Manşet

Amerika'dan Türkiye'ye; Sedat Vatandaş’ın Enerji Yönetimi ve Sürdürülebilirlik Yolculuğu

Makine Mühendisi Sedat Vatandaş, Enerji Yönetimi ve Sürdürülebilirlik Yolculuğu hakkında önemli açıklamalarda bulundu.

Son 12 yıldır enerji yönetimi ve verimliliği alanında çalışan Makine Mühendisi Sedat Vatandaş, Türkiye’de çeşitli sektörlerde enerji verimliliği projeleri yürüttükten sonra, enerji yönetim sistemleri konusundaki uzmanlığını uluslararası alana taşımak istedi ve Amerika öyküsü başladı. Enerji verimliliği ve sürdürülebilirlik konularında daha geniş bir perspektif kazanmak ve uzmanlık alanını geliştirmek için olağanüstü yetenek vizesi ile Amerika’ya yerleşen Vatandaş, çalışmalarını başarıyla sürdürüyor…

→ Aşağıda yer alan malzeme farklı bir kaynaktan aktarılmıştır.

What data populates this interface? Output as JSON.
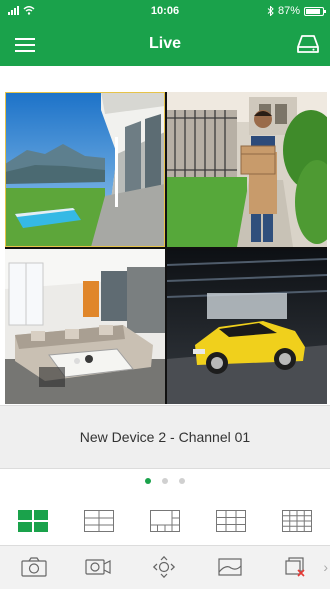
{
  "status": {
    "time": "10:06",
    "battery": "87%",
    "battery_level": 0.87,
    "icons": [
      "signal-icon",
      "wifi-icon",
      "bluetooth-icon",
      "battery-icon"
    ]
  },
  "header": {
    "title": "Live",
    "menu_icon": "hamburger-menu-icon",
    "right_icon": "storage-drive-icon"
  },
  "cameras": [
    {
      "name": "modern-house-pool-view",
      "selected": true
    },
    {
      "name": "delivery-man-at-gate-view",
      "selected": false
    },
    {
      "name": "living-room-view",
      "selected": false
    },
    {
      "name": "garage-yellow-car-view",
      "selected": false
    }
  ],
  "caption": "New Device 2 - Channel 01",
  "pager": {
    "count": 3,
    "active_index": 0
  },
  "layouts": [
    {
      "name": "layout-4-split-icon",
      "active": true
    },
    {
      "name": "layout-6-split-icon",
      "active": false
    },
    {
      "name": "layout-8-split-icon",
      "active": false
    },
    {
      "name": "layout-9-split-icon",
      "active": false
    },
    {
      "name": "layout-16-split-icon",
      "active": false
    }
  ],
  "tools": [
    "camera-snapshot-icon",
    "video-record-icon",
    "ptz-direction-icon",
    "image-quality-icon",
    "close-all-windows-icon"
  ],
  "colors": {
    "brand": "#1aa24b",
    "close_red": "#e53935",
    "selection": "#e6c34a"
  }
}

Amerika’da aldığınız özel eğitimlerden ve neler yaptığınızdan bahseder misiniz?

Amerika’da, özellikle enerji yönetimi ve sürdürülebilirlik üzerine odaklanan projelerde rol almaya çalışıyorum. ASHRAE (American Society of Heating, Refrigerating and Air-Conditioning Engineers) ve AEE (Association of Energy Engineers) gibi kuruluşların eğitim programlarına katıldım ve uluslararası geçerliliğe sahip CEM (Certified Energy Manager) sertifikası aldım. Bunun yanı sıra, enerji verimliliği denetimleri, ölçüm ve doğrulama yöntemleri ve karbon ayak izi yönetimi üzerine çeşitli projeler üzerinde çalışıyorum.

Günümüz enerji krizlerini göz önüne aldığımızda, sizce şirketler için enerji verimliliği ne derece kritik?

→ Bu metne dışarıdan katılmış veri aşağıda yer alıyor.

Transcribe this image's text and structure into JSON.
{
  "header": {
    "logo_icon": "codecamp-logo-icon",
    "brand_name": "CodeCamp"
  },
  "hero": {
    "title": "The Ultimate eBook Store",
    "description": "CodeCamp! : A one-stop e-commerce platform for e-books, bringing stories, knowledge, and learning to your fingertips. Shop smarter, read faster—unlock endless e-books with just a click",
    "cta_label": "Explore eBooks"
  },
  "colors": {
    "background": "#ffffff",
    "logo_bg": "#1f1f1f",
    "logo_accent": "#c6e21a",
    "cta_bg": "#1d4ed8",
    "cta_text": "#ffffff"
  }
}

Enerji verimliliği, günümüz enerji krizine karşı en etkili ve hızlı çözüm yollarından biridir. Enerji fiyatlarındaki dalgalanmalar ve tedarik riskleri, işletmeleri operasyonel maliyetlerini düşürmek ve sürdürülebilirlik hedeflerini gerçekleştirmek için enerji verimliliği projeleri ilk ve temel olarak uygulanmalı, çalışanlara da bu konuda yapabilecekleri konusunda bilgilendirmeler yapılmalıdır. Verimlilik projeleri, yalnızca maliyetleri azaltmakla kalmaz, aynı zamanda karbon emisyonlarını düşürerek çevresel etkileri de minimize eder. Bunun yanında enerji dışı faydaları da göz ardı etmemek gerekiyor. Örneğin enerji verimliliği projeleri, üretim süreçlerinde iyileştirmeler sağlayarak ürün kalitesini artırabilir ve ekipmanların ömrünü uzatabilir. Aynı zamanda enerji verimliliği, şirketlerin rekabet gücünü artırır ve sürdürülebilirlik raporlamasında önemli bir avantaj sağlar.

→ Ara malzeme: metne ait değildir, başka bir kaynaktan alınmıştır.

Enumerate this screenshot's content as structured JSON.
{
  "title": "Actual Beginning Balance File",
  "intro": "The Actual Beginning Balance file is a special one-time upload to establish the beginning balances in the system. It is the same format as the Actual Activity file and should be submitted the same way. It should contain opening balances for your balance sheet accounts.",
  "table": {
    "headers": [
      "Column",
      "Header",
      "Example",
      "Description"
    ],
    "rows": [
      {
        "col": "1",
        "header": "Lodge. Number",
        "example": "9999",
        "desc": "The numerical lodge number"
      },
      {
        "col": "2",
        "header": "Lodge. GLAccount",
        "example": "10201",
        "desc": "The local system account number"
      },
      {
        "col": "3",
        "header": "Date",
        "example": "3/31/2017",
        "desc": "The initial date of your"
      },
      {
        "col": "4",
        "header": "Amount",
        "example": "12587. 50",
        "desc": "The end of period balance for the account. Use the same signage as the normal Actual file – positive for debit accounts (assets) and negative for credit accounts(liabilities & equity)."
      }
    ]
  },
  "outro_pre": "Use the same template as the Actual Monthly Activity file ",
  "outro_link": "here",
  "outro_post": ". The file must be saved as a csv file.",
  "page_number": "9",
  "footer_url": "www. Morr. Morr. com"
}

Özellikle günümüzde tüketicilerin ve iş ortaklarının çevreye duyarlılığı artarken, enerji verimliliği uygulamaları şirketlerin itibarını güçlendiren önemli bir faktör haline gelmiştir. Yatırımcılar ve müşteriler, düşük karbon ayak izine sahip ve çevresel sürdürülebilirliği ön planda tutan şirketlerle çalışmayı tercih etmektedir. Bunlara ek olarak, enerji verimliliği projeleri sayesinde enerji kullanımını optimize etmek, işletmelere gelecekte ortaya çıkabilecek enerji fiyat artışlarına karşı bir koruma sağlar. Enerji dışı faydalar arasında iş güvenliğinin artırılması, çalışanların üretkenliğinin yükselmesi ve tesislerde operasyonel risklerin azalması da yer almaktadır. Sonuç olarak, enerji verimliliği, yalnızca bir maliyet azaltma aracı değil, aynı zamanda bir sürdürülebilirlik stratejisi ve iş modeli geliştirme fırsatı olarak değerlendirilmelidir. Şirketler, bu alandaki uygulamalarını genişletip kurumsal kültürlerinin bir parçası haline getirerek hem çevresel hem de ekonomik faydalar sağlayabilirler.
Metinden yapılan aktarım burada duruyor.